I held up my finger for him to wait for me to finish chewing and swallowing. “No, not Nicky. I heard it with my own ears. I swung by her desk on my way out to ask if she’d heard anything but the meeting was still in progress. Anyway, while I was there I asked her if I could see the stock register book. After she left to get it from the locked storage room, I walked over to the door to try to hear what they were saying. I know, I know, I’m bad.”
He shook his head then asked, “Why did you need to see the stock register book?”
“I didn’t. I needed Nicky to leave her desk.”
Jon regarded me with his expressive brown eyes, brows raised, no doubt shocked by my audacity; he always was. I wanted to laugh. He had no idea how low I’d stoop to ferret out secrets, including his. This was nothing, but he didn’t need to know that.
“And? What did you hear?” He whirled his hand in a ‘hurry up’ gesture.
I took a big bite of my sandwich and after I’d finished chewing gave him a gloves-off synopsis, including the part about Bob’s intent to replace us and why.
“He said that about you and me, Gayle? He wanted to kick us off the job?” Jon asked with a look that hovered between pissed off and hurt. I noticed he jiggled his knee up and down too.
I reached for my sandwich to take another bite but before I could, Jon tugged the wrapper it lay on out of my reach.
“Yeah. Sucks doesn’t it?” I knew I sounded flip but all of this was so Twilight Zone to me . I had no idea how to convince Bob to reconsider his position on Aphrodite; Marilyn had already failed and Jon and I were the lowest men on the totem pole. But if we did nothing, we’d share in the blame.
“I can’t believe he said any of that in front of the client,” Jon said, eyes wide.
“I guess Marilyn couldn’t either because she asked if they could continue the discussion at the office and he said, ‘No, we’re done discussing. It’s eating time now! Who wants chicken fried steak?'”
“Eating time?” Jon laughed. “Did he really say that?”
I laughed and came clean. “Nah, I took a few liberties but I’m sure he was thinking it. Speaking of which, I’d like my sandwich back, please.” I laughed again but Jon’s expression turned serious. He also retained custody of my sandwich.

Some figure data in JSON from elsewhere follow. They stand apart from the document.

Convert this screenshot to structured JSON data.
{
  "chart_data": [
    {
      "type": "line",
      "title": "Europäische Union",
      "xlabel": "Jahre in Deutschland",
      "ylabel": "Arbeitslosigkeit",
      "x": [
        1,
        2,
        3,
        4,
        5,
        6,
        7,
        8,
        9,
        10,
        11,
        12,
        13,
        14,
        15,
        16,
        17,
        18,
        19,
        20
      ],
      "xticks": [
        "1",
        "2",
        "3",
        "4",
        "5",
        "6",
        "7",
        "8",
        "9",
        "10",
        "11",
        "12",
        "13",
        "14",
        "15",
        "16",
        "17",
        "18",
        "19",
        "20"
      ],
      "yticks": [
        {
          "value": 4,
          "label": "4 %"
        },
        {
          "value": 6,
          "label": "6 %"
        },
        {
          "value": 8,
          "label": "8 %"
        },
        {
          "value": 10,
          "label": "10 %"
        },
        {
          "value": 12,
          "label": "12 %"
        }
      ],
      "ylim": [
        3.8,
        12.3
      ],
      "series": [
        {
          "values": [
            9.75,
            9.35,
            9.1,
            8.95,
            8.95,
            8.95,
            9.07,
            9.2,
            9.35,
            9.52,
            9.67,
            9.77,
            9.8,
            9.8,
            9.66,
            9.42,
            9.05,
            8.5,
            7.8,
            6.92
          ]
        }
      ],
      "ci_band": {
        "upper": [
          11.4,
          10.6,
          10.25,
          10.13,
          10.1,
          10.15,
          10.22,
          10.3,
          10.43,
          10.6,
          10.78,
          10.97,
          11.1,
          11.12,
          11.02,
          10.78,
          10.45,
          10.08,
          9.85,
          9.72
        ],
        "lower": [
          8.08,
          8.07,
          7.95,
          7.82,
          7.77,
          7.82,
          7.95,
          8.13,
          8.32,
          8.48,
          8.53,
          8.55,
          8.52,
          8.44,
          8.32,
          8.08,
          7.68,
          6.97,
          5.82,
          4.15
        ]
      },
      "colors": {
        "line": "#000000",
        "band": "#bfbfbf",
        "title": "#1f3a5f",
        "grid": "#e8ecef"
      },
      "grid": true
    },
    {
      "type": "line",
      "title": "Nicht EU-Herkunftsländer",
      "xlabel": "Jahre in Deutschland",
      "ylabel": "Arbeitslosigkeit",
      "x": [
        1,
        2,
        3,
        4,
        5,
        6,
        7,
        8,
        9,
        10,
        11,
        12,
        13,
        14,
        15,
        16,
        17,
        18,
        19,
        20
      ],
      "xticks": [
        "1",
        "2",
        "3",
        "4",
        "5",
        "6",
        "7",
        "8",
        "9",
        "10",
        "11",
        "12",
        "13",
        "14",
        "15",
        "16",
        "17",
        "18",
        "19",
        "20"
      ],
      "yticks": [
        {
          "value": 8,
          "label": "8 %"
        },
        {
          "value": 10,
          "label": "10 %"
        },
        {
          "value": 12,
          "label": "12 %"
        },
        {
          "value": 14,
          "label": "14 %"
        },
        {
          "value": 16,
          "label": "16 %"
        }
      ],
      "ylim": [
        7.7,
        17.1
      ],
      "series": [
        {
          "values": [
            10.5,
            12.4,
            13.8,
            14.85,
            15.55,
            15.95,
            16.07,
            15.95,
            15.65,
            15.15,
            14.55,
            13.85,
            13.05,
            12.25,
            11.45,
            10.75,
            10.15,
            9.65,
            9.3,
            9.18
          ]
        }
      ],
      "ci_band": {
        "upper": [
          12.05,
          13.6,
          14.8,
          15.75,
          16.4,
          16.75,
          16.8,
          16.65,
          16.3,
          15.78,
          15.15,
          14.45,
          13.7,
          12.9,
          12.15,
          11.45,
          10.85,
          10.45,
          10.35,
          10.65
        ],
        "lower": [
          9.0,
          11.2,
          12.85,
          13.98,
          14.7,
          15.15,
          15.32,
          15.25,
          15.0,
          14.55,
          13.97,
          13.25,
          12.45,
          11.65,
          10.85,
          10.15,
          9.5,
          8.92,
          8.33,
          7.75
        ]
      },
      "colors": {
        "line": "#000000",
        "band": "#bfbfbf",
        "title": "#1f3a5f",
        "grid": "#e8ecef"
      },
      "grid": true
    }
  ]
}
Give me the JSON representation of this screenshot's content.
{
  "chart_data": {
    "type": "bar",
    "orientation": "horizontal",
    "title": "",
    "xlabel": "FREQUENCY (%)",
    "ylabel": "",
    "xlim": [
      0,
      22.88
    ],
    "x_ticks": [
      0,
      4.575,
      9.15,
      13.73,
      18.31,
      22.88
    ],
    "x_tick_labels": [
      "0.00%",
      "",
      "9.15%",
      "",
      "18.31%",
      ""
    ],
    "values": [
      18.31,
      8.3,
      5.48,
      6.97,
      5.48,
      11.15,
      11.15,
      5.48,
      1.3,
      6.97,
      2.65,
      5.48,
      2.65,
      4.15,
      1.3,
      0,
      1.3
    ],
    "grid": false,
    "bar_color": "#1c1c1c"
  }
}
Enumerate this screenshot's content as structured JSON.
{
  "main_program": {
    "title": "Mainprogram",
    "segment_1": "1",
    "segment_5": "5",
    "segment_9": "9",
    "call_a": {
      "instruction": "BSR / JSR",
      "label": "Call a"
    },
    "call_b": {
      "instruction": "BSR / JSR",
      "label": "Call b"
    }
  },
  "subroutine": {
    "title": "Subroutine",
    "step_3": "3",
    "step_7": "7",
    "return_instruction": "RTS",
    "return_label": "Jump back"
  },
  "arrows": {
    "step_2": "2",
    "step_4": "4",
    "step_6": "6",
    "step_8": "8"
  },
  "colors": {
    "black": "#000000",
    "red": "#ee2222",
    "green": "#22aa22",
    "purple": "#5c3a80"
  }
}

“What if someone had caught you eavesdropping?”
I flipped my hand at him. “Don’t worry; they didn’t. They’re all at lunch now,” then I lowered my voice an octave and said in my gruff Bob voice as I stood and hitched up my imaginary pants, “eating chicken fried steak.”
I continued my charade to ease the tension. “This is super serious partner stuff you wouldn’t understand, Johnny boy. You must defer to my superior judgment. Because I’m gorgeous, don’t you know! Have you seen my latest picture by the way?”
Jon snickered at my imitation because Bob had pictures of himself throughout his office, got his hair cut every week and rarely ordered anything other than chicken fried steak for lunch. Jon’s laughter died when he looked at the doorway. I turned and saw, to my horror, that Bob Ternes stood there. He didn’t look too pleased. The restaurant must have run out of chicken fried steak.